Adding more coal-fired power is not a red line but won't make things easier, says US treasury’s climate counsellor

Picture: REUTERS/DAVID GRAY
Picture: REUTERS/DAVID GRAY

The financing promises that SA has received from countries in Europe and the US is increasing pressure on the government to align plans for the country’s future energy mix with carbon emission reduction commitments it made in 2021.

SA’s revised nationally determined contribution (NDC) submitted at COP26 in Glasgow last year committed the country to reduce domestic carbon emissions within a target range of between 350-million tonnes and 420-million tonnes of CO2 equivalent by 2030, and to achieve net-zero emissions by 2050. That would be a reduction of about 20%-33% from current emissions by 2030.

However, current energy planning and policies would make it very difficult for these targets to be reached.
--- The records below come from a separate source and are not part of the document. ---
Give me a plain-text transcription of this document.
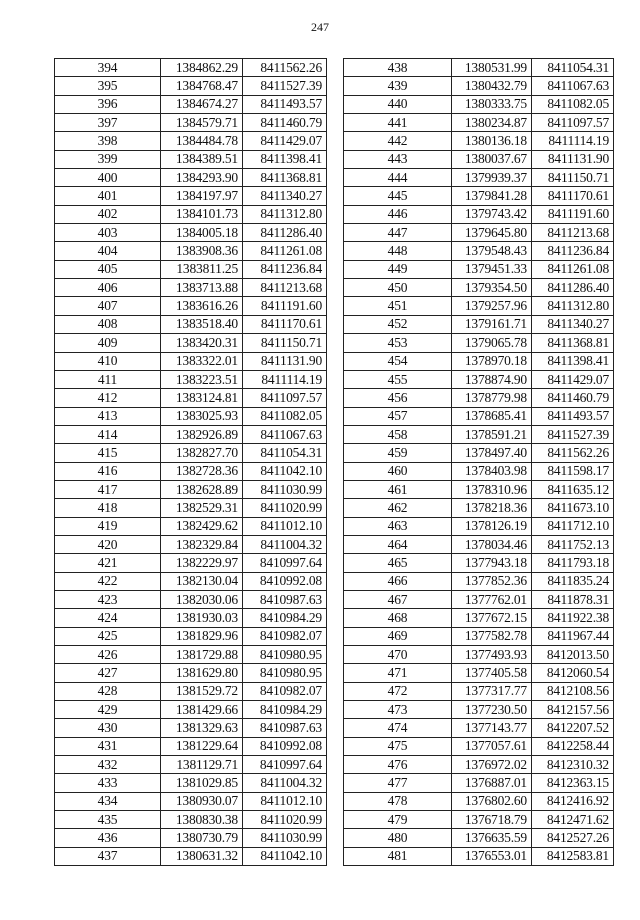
247
394	1384862.29	8411562.26
395	1384768.47	8411527.39
396	1384674.27	8411493.57
397	1384579.71	8411460.79
398	1384484.78	8411429.07
399	1384389.51	8411398.41
400	1384293.90	8411368.81
401	1384197.97	8411340.27
402	1384101.73	8411312.80
403	1384005.18	8411286.40
404	1383908.36	8411261.08
405	1383811.25	8411236.84
406	1383713.88	8411213.68
407	1383616.26	8411191.60
408	1383518.40	8411170.61
409	1383420.31	8411150.71
410	1383322.01	8411131.90
411	1383223.51	8411114.19
412	1383124.81	8411097.57
413	1383025.93	8411082.05
414	1382926.89	8411067.63
415	1382827.70	8411054.31
416	1382728.36	8411042.10
417	1382628.89	8411030.99
418	1382529.31	8411020.99
419	1382429.62	8411012.10
420	1382329.84	8411004.32
421	1382229.97	8410997.64
422	1382130.04	8410992.08
423	1382030.06	8410987.63
424	1381930.03	8410984.29
425	1381829.96	8410982.07
426	1381729.88	8410980.95
427	1381629.80	8410980.95
428	1381529.72	8410982.07
429	1381429.66	8410984.29
430	1381329.63	8410987.63
431	1381229.64	8410992.08
432	1381129.71	8410997.64
433	1381029.85	8411004.32
434	1380930.07	8411012.10
435	1380830.38	8411020.99
436	1380730.79	8411030.99
437	1380631.32	8411042.10
438	1380531.99	8411054.31
439	1380432.79	8411067.63
440	1380333.75	8411082.05
441	1380234.87	8411097.57
442	1380136.18	8411114.19
443	1380037.67	8411131.90
444	1379939.37	8411150.71
445	1379841.28	8411170.61
446	1379743.42	8411191.60
447	1379645.80	8411213.68
448	1379548.43	8411236.84
449	1379451.33	8411261.08
450	1379354.50	8411286.40
451	1379257.96	8411312.80
452	1379161.71	8411340.27
453	1379065.78	8411368.81
454	1378970.18	8411398.41
455	1378874.90	8411429.07
456	1378779.98	8411460.79
457	1378685.41	8411493.57
458	1378591.21	8411527.39
459	1378497.40	8411562.26
460	1378403.98	8411598.17
461	1378310.96	8411635.12
462	1378218.36	8411673.10
463	1378126.19	8411712.10
464	1378034.46	8411752.13
465	1377943.18	8411793.18
466	1377852.36	8411835.24
467	1377762.01	8411878.31
468	1377672.15	8411922.38
469	1377582.78	8411967.44
470	1377493.93	8412013.50
471	1377405.58	8412060.54
472	1377317.77	8412108.56
473	1377230.50	8412157.56
474	1377143.77	8412207.52
475	1377057.61	8412258.44
476	1376972.02	8412310.32
477	1376887.01	8412363.15
478	1376802.60	8412416.92
479	1376718.79	8412471.62
480	1376635.59	8412527.26
481	1376553.01	8412583.81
The Integrated Resource Plan (IRP) of 2019, which the department of mineral resources & energy has indicated is up for review, includes an additional 1,500MW of coal-fired power generation in the energy mix by 2030. This would be over and above Eskom’s new coal-fired power stations, Medupi and Kusile, which will lock in about 9,000MW of coal-fired power for the next 50 years.

At a media briefing in Pretoria on Wednesday, the UK’s COP26 envoy and chair of the international partners to the Just Energy Transition Partnership (JETP), John Murton, said the partnership was conceived in light of SA’s “very ambitious and commendable nationally determined contribution that was set out before COP26”.

The JETP was launched at COP26 when the UK, the US and EU members undertook to mobilise an initial $8.5bn over the next three to five years to support SA’s transition to a low-carbon economy.

“The Just Energy Transition Partnership is about how we [as partners] can support SA to achieve its NDC and also how to do so in a way that not only benefits the climate but stimulates the growth of the SA economy, creates employment and does so in a way that just leaves no-one behind,” Murton said.

John Morton, the US treasury’s climate counsellor, expressed similar sentiments at a media briefing on Thursday.

Morton said at a conference in Cape Town earlier in June that any new investment by SA in coal-fired power generation would be “inconsistent with the spirit and intent” of the $8.5bn funding package.

At Thursday’s media briefing he said he wouldn’t call new investment in coal-fired power by SA a “red line”, but “new coal certainly didn’t make [achieving SA’s NDC] easier”.

The JETP supported SA’s ambition to achieve the “lower end of the NDC” and an “expedited energy transition in SA away from a high coal and carbon [intensive energy] toward a clean air and greener energy mix”, Morton said.